WASHINGTON: US arms control proponents are pleading with NATO and other US allies to more forcefully raise their concerns about a possible move by the Trump Administration to let the New START Treaty lapse.
“The single most important thing that our allies can do is to use every opportunity for communication with President Trump, whether it is face to face or over the phone, to say ‘New START matters to our security, to the security of the alliance, to the cohesion of the alliance,” Tom Countryman, former assistant secretary of State for international security and nonproliferation, told a group of US and allied arms control experts Thursday evening.
Even though John Bolton — whom Countryman called a “serial assassin of arms control treaties” — has left the White House, US experts believe there is still a strong chance that the Trump Administration will fail to extend the New START treaty with Russia when it expires in February 2021. (Bolton himself bemoaned the rise of isolationism in the White House during a Sept. 30 appearance at the Center for Strategic and International Studies.)
New START capped US and Russian deployed strategic nuclear warheads and bombs at 1,550 each. Deployed Intercontinental Ballistic Missiles (ICBMs), Submarine-Launched Ballistic Missiles (SLBMs), and heavy bombers assigned to nuclear missions are limited to 700.
The Trump Administration has been waffling on whether it will pursue a five-year treaty extension (that does not require Senate ratification) with Moscow. Instead, President Donald Trump has ordered his staff to begin work on a possible new trilateral nuclear arms control treaty that would include China — as well as cover sub-strategic weapons (of which the Russians have more than the US) not now covered by New START. Of course, China has soundly rejected all efforts at strategic arms treaties for decades.

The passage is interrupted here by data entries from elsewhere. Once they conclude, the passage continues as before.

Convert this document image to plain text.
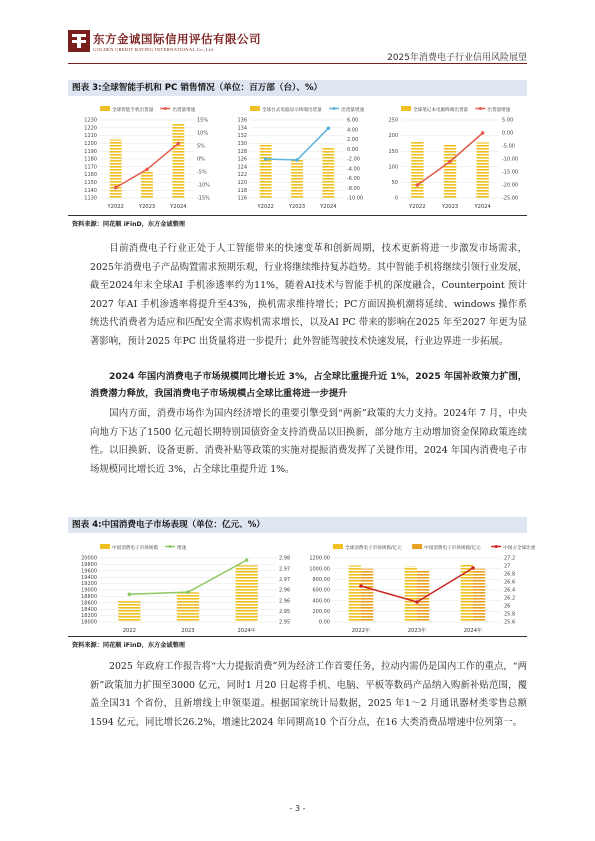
东方金诚国际信用评估有限公司
GOLDEN CREDIT RATING INTERNATIONAL Co.,Ltd.
2025年消费电子行业信用风险展望
图表 3:全球智能手机和 PC 销售情况（单位：百万部（台）、%）
全球智能手机出货量	出货量增速
1230
1220
1210
1200
1190
1180
1170
1160
1150
1140
1130
15%
10%
5%
0%
-5%
-10%
-15%
Y2022	Y2023	Y2024
全球台式电脑显示终端出货量	出货量增速
136
134
132
130
128
126
124
122
120
118
116
6.00
4.00
2.00
0.00
-2.00
-4.00
-6.00
-8.00
-10.00
Y2022	Y2023	Y2024
全球笔记本电脑终端出货量	出货量增速
250
200
150
100
50
0
5.00
0.00
-5.00
-10.00
-15.00
-20.00
-25.00
Y2022	Y2023	Y2024
资料来源：同花顺 iFinD，东方金诚整理
目前消费电子行业正处于人工智能带来的快速变革和创新周期，技术更新将进一步激发市场需求，2025年消费电子产品购置需求预期乐观，行业将继续维持复苏趋势。其中智能手机将继续引领行业发展，截至2024年末全球AI 手机渗透率约为11%，随着AI技术与智能手机的深度融合，Counterpoint 预计2027 年AI 手机渗透率将提升至43%，换机需求维持增长；PC方面因换机潮将延续、windows 操作系统迭代消费者为适应和匹配安全需求购机需求增长，以及AI PC 带来的影响在2025 年至2027 年更为显著影响，预计2025 年PC 出货量将进一步提升；此外智能驾驶技术快速发展，行业边界进一步拓展。
2024 年国内消费电子市场规模同比增长近 3%，占全球比重提升近 1%，2025 年国补政策力扩围，消费潜力释放，我国消费电子市场规模占全球比重将进一步提升
国内方面，消费市场作为国内经济增长的重要引擎受到“两新”政策的大力支持。2024年 7 月，中央向地方下达了1500 亿元超长期特别国债资金支持消费品以旧换新，部分地方主动增加资金保障政策连续性。以旧换新、设备更新、消费补贴等政策的实施对提振消费发挥了关键作用，2024 年国内消费电子市场规模同比增长近 3%，占全球比重提升近 1%。
图表 4:中国消费电子市场表现（单位：亿元、%）
中国消费电子市场规模	增速
20000
19800
19600
19400
19200
19000
18800
18600
18400
18200
18000
2.98
2.97
2.97
2.96
2.96
2.95
2.95
2022	2023	2024年
全球消费电子市场规模/亿元	中国消费电子市场规模/亿元	中国占全球比重
1200.00
1000.00
800.00
600.00
400.00
200.00
0.00
27.2
27
26.8
26.6
26.4
26.2
26
25.8
25.6
2022年	2023年	2024年
资料来源：同花顺 iFinD，东方金诚整理
2025 年政府工作报告将“大力提振消费”列为经济工作首要任务，拉动内需仍是国内工作的重点，“两新”政策加力扩围至3000 亿元，同时1 月20 日起将手机、电脑、平板等数码产品纳入购新补贴范围，覆盖全国31 个省份，且新增线上申领渠道。根据国家统计局数据，2025 年1～2 月通讯器材类零售总额1594 亿元，同比增长26.2%，增速比2024 年同期高10 个百分点，在16 大类消费品增速中位列第一。
- 3 -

Allies, particularly in Europe, are seriously concerned about the knock-on effects of the collapse of the only remaining treaty limiting US and Russian nuclear arsenals. Even the United Kingdom, traditionally the staunchest US ally, has made clear its support for a New START extension.
During Strategic Command’s annual conference on deterrence last month, Angus Lapsley, director general of Strategy and International at the UK Ministry of Defence, said London intends to “protect” New START: “A commitment to arms control is critical to maintaining maintaining the cohesion of NATO and help build trust even among rivals.”

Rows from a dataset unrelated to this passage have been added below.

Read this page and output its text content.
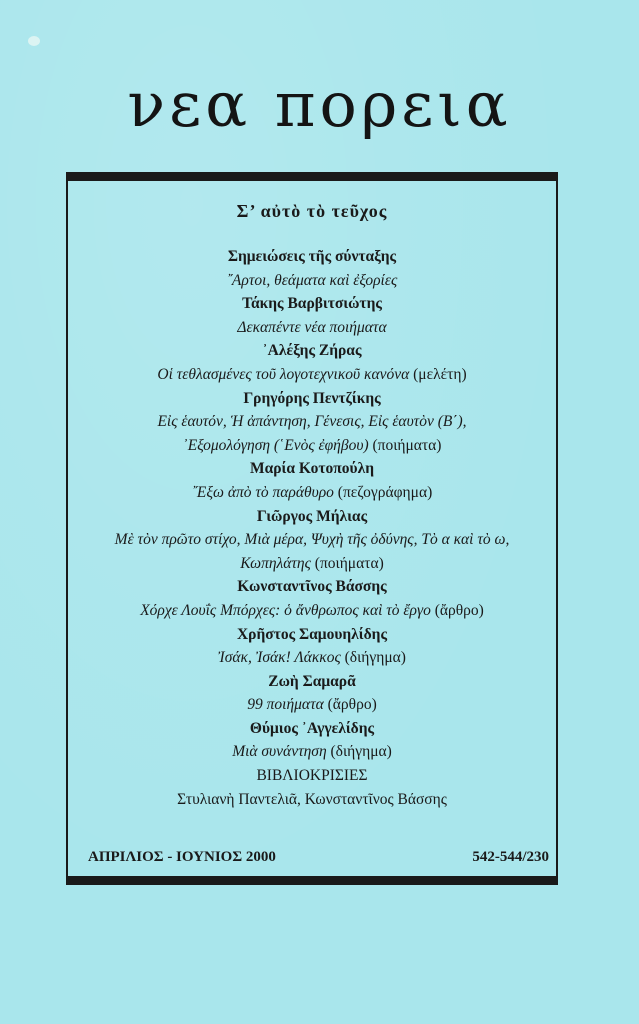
νεα πορεια
Σ’ αὐτὸ τὸ τεῦχος
Σημειώσεις τῆς σύνταξης
῎Αρτοι, θεάματα καὶ ἐξορίες
Τάκης Βαρβιτσιώτης
Δεκαπέντε νέα ποιήματα
᾿Αλέξης Ζήρας
Οἱ τεθλασμένες τοῦ λογοτεχνικοῦ κανόνα (μελέτη)
Γρηγόρης Πεντζίκης
Εἰς ἑαυτόν, Ἡ ἀπάντηση, Γένεσις, Εἰς ἑαυτὸν (Β΄),
᾿Εξομολόγηση (῾Ενὸς ἐφήβου) (ποιήματα)
Μαρία Κοτοπούλη
῎Εξω ἀπὸ τὸ παράθυρο (πεζογράφημα)
Γιῶργος Μήλιας
Μὲ τὸν πρῶτο στίχο, Μιὰ μέρα, Ψυχὴ τῆς ὀδύνης, Τὸ α καὶ τὸ ω,
Κωπηλάτης (ποιήματα)
Κωνσταντῖνος Βάσσης
Χόρχε Λουΐς Μπόρχες: ὁ ἄνθρωπος καὶ τὸ ἔργο (ἄρθρο)
Χρῆστος Σαμουηλίδης
Ἰσάκ, Ἰσάκ! Λάκκος (διήγημα)
Ζωὴ Σαμαρᾶ
99 ποιήματα (ἄρθρο)
Θύμιος ᾿Αγγελίδης
Μιὰ συνάντηση (διήγημα)
ΒΙΒΛΙΟΚΡΙΣΙΕΣ
Στυλιανὴ Παντελιᾶ, Κωνσταντῖνος Βάσσης
ΑΠΡΙΛΙΟΣ - ΙΟΥΝΙΟΣ 2000	542-544/230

In particular, the allies are worried about the effect of the end of New START on the multilateral Nuclear Nonproliferation Treaty (NPT). The 1970 NPT pledges all signatory countries beside the so-called P5 nations — the US, UK, Russia, China, and France — to forgo the development of nuclear weapons, in exchange for promises by the P5 that they eventually will give them up.
Only five countries have not signed the NPT: India, Pakistan, Israel, South Sudan and North Korea. However, countries without nuclear weapons have been increasingly agitated by what they see as foot-dragging by the nuclear weapon states on their end of the bargain. The NPT itself is up for review next year.
Bruce Blair, co-founder of Global Zero and a long-time proponent of nuclear disarmament, said that while US allies are traditionally loathe to publicly chide Washington, NATO countries are now “having a free-wheeling debate” about the future course of European security in the face of what they see as an increasingly unreliable and isolationist America.
“One of the silver linings of the Trump Administration has been that a lot of the conventional, standard positions that have been expressed by our allies have no resonance any longer in the context of chaos,” he said. “And the environment is very ripe for a very candid discussion about the roles of the NATO allies, US leadership and the future of arms control.”
The meeting, at the Norwegian Embassy here, was part of a US visit by the Elders, a group of former heads of state and senior United Nations officials — originally formed by South Africa’s Nelson Mandela — who work together for peace, justice and human rights. Current members include former Norwegian Prime (and defense) Minister Gro Harlem Bruntland and former Irish President Mary Robinson.
The Elders are publicizing a newly developed plan for how nuclear weapons states could take near-term steps towards nuclear disarmament, Bruntland told the meeting. It includes four key tenets that she called “the 4 D’s:”
- Doctrine: An acceptance of the doctrine of ‘no first use’ — a stance China embraces.
- Deployment: Reducing by one-quarter the number of nuclear weapons operationally deployed.
- De-alert: Taking nuclear weapons off of high alert status; and
- Decrease: Cutting the total number of nuclear warheads owned by the P5 from some 14,000 to 2000, with the US and Russia limited to 500 each. She explained that this level was slightly above the number (311) a 2010 US Air Force study cited as the bottom line for maintaining a posture of minimal nuclear deterrence.